The Curiosity rover recently discovered a deposit of native sulfur (S⁰) in Gediz Vallis, Gale crater, composed of decimetric light-toned blocks forming a 60 m wide talus. Such accumulations are rare on Earth and typically require volcanic, hydrothermal, or bio-mediated processes, yet the Martian deposit challenges direct terrestrial analogies. While previous studies proposed subsurface clathrate decomposition as a source, we propose an alternative scenario involving a sulfur flow produced by meteoritic impact melting of the light-toned yardangs unit upstream, hypothesized to be enriched in volcanic native sulfur. A 390 m-diameter, 80 m-deep breached crater is identified as the possible source of the melt flow that traveled 4 km down Gediz Vallis. Considering the low viscosity of sulfur, thermal modeling of the flow confirms that the travel time would be shorter than its crystallization time. The molten sulfur would then pool, crystallize, and exsolve the remaining gases, including H₂S, forming subspherical cavities as observed in the blocks. The sulfur outcrop is also laterally wedged with a near-horizontal upper contact, consistent with a low viscosity melt filling the channel. The high purity and rhombic crystal habit of the sulfur blocks, along with an apparent increase of the number of gas bubbles from bottom to top, further support in-situ crystallization from a single melt pool. In-situ reflectance spectroscopy reveals that dust obscures the native sulfur signal on naturally exposed blocks, explaining why its presence could not be detected from the orbit.

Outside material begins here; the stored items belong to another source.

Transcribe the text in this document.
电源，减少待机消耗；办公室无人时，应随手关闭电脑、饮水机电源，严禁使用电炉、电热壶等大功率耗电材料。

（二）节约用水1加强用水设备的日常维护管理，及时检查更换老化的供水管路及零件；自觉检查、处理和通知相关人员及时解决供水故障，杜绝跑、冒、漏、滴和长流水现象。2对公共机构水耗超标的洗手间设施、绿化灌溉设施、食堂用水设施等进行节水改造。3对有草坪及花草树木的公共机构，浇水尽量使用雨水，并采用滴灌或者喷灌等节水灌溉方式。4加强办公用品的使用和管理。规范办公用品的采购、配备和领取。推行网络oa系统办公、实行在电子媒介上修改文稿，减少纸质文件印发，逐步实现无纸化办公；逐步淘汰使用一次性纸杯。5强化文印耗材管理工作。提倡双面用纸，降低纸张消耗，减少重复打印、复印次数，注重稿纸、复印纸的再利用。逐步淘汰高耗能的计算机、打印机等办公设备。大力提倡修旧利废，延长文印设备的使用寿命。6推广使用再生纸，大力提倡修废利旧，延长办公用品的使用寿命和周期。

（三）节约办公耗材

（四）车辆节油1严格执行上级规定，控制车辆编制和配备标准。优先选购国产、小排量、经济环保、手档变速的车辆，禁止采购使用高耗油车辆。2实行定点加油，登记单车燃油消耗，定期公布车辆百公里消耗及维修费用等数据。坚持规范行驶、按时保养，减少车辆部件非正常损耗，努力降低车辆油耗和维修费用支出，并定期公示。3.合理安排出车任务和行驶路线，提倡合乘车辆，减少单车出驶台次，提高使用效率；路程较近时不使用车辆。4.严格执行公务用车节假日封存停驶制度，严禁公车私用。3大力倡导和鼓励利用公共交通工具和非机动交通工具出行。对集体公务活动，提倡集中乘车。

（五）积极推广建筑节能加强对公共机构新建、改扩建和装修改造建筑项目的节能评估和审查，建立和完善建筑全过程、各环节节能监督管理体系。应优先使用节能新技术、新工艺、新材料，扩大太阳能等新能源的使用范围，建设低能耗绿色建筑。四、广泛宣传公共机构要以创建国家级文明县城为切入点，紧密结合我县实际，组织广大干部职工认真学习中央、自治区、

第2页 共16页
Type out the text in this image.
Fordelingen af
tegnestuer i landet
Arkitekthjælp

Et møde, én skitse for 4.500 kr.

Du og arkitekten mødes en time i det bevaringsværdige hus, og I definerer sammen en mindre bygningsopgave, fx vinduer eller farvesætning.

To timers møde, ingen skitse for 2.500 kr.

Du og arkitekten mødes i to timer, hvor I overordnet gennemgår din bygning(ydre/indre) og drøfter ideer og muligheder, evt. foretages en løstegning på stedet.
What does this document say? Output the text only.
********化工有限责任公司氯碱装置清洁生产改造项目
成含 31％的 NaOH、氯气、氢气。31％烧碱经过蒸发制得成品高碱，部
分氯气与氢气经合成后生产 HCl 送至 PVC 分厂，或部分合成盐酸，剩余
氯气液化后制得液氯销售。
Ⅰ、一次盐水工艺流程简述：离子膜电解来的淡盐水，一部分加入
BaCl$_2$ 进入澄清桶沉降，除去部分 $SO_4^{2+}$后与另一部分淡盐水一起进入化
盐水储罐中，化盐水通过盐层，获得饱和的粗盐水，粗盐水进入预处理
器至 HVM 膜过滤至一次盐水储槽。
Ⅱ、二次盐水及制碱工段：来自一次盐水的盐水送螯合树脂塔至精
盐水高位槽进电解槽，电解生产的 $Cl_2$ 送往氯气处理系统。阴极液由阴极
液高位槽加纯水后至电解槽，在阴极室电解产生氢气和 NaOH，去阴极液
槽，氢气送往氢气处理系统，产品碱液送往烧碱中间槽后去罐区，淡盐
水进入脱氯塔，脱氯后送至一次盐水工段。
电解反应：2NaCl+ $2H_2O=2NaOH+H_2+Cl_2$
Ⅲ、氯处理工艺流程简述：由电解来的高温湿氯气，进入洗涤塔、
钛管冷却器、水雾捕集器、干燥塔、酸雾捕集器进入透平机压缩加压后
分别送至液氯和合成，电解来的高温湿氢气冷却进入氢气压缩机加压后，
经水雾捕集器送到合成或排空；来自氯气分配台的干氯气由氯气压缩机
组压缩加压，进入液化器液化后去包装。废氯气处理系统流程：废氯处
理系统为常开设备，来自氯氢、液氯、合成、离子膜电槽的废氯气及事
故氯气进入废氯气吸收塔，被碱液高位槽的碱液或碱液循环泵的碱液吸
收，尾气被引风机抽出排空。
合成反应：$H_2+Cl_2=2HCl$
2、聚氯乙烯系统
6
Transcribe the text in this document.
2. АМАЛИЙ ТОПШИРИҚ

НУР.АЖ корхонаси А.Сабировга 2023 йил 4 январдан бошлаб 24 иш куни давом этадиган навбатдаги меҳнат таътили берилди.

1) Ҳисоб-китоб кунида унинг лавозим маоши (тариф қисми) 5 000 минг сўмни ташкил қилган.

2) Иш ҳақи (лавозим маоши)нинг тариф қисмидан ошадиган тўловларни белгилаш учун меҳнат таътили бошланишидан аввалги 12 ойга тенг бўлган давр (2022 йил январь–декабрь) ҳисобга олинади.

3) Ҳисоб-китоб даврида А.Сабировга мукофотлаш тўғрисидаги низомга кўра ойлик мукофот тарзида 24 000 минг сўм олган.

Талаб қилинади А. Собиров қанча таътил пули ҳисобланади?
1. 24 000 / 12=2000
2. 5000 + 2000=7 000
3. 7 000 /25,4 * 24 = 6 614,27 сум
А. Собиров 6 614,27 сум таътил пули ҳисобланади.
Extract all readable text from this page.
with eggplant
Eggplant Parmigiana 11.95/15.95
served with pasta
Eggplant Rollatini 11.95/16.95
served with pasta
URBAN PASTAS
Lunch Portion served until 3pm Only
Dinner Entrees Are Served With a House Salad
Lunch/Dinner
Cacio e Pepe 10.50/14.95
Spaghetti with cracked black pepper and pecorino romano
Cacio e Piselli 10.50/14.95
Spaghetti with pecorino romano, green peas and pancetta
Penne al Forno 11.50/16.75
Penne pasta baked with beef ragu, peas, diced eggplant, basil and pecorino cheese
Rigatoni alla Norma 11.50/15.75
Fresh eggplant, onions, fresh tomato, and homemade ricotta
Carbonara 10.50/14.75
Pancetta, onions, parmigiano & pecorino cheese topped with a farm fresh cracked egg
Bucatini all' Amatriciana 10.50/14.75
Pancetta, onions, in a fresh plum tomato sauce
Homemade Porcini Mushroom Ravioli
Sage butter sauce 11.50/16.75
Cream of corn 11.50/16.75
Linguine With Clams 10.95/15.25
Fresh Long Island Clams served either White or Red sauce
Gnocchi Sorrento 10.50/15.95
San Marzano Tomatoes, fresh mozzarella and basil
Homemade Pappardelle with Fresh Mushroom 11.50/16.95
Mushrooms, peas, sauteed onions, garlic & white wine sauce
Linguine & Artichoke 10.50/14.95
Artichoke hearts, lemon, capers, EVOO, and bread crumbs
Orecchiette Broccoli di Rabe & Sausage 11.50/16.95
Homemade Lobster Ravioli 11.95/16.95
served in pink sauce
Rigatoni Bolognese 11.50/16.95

This scenario implies that the light-toned yardangs unit, previously interpreted as eolian deposits and possibly linked to the Medusae Fossae formation, may represent a new type of distal volcanic deposit enriched in native sulfur. Such deposits could provide new insights into Hesperian atmospheric and volcanic processes, as well as Mars’ magmatic evolution. The Curiosity rover is planned to investigate this unit during its fifth extended mission, offering an opportunity to test this hypothesis and refine our understanding of sulfur cycling on early Mars.